Ce cours vise globalement à comprendre en quoi l'être humain est un être spécifique, qui appartient à la fois à
l'ordre de la « nature » et à l'ordre de la « culture ». La question est déjà de savoir ce qu'est la « nature » (de l'homme),
et ce qu'est la culture, pour ensuite voir en quoi la nature de l'être humain, à la différence de celle d'un autre être, est liée
à la culture. On pourra même aller jusqu'à dire que la nature de l'humain est d'être un être de culture – c'est-à-dire en fait
se demander si l'être humain a vraiment une nature.
Vous allez voir que cela conduit à de multiples questionnements sur ce qui fait l'identité de l'être humain, son
éventuelle spécificité (par rapport aux autres êtres vivants, par rapport aux animaux), son statut dans le monde des
vivants (ce qui n'est pas sans conséquence dans le monde social : c'est notamment ce qui le dote de « droits » (statut
juridique) à la différence des animaux, et peut-être de « devoirs » (statut moral)).

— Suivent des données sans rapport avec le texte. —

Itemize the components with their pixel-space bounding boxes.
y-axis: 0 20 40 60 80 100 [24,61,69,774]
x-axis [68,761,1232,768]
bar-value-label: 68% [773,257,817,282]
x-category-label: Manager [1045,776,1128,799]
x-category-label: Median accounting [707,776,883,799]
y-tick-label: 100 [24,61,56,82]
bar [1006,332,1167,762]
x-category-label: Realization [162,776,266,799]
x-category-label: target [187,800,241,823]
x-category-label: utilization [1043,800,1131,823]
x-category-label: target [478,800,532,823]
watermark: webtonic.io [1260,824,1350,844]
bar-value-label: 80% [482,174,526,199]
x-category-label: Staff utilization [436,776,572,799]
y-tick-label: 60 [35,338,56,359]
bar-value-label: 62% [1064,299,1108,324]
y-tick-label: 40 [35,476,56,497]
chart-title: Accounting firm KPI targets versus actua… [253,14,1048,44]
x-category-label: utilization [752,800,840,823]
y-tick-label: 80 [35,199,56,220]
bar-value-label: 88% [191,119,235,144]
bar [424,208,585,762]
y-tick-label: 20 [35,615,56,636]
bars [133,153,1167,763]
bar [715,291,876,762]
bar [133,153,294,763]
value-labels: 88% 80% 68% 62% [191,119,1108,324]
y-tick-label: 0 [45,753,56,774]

Parmi ces questionnements, certains toucheront de près à des problématiques touchant à la psychologie (en tant
que discipline) : l'esprit – ou le psychisme – humain relève-t-il ainsi de l'ordre de la nature ou de la culture ? (Selon la
réponse, on considérera que la psychologie doit s'occuper de choses différentes, puisque la psychologie est la science de
la psychè, du psychisme, de l'esprit) Y a-t-il même une unité de l'esprit humain - avons-nous tous le même en partage ?
Ce n'est pas évident si ce qu'on appelle « esprit » est relatif à la culture dans laquelle on appartient, si par exemple,
comme on a pu le soutenir, la pensée dépend du langage (or il y a de multiples langues). Les productions
psychologiques (pensées, sentiments, voire même les perceptions) ne sont-elles pas affectées par la culture que nous
avons apprises ? Autrement dit, les productions de l'esprit humain sont-elles innées ou acquises ? Finalement, y a-t-il
une nature humaine ? (Et est-ce un problème s'il n'y en a pas?). Et, réciproquement, comment peut-on étudier l'esprit
humain s'il dépend de la culture ? Peut-on en établir des lois comme le font les sciences de la nature (et comme prétend
parfois le faire la psychologie) ? Peut-elle avoir les mêmes critères épistémologiques les sciences de la nature ? (Cf.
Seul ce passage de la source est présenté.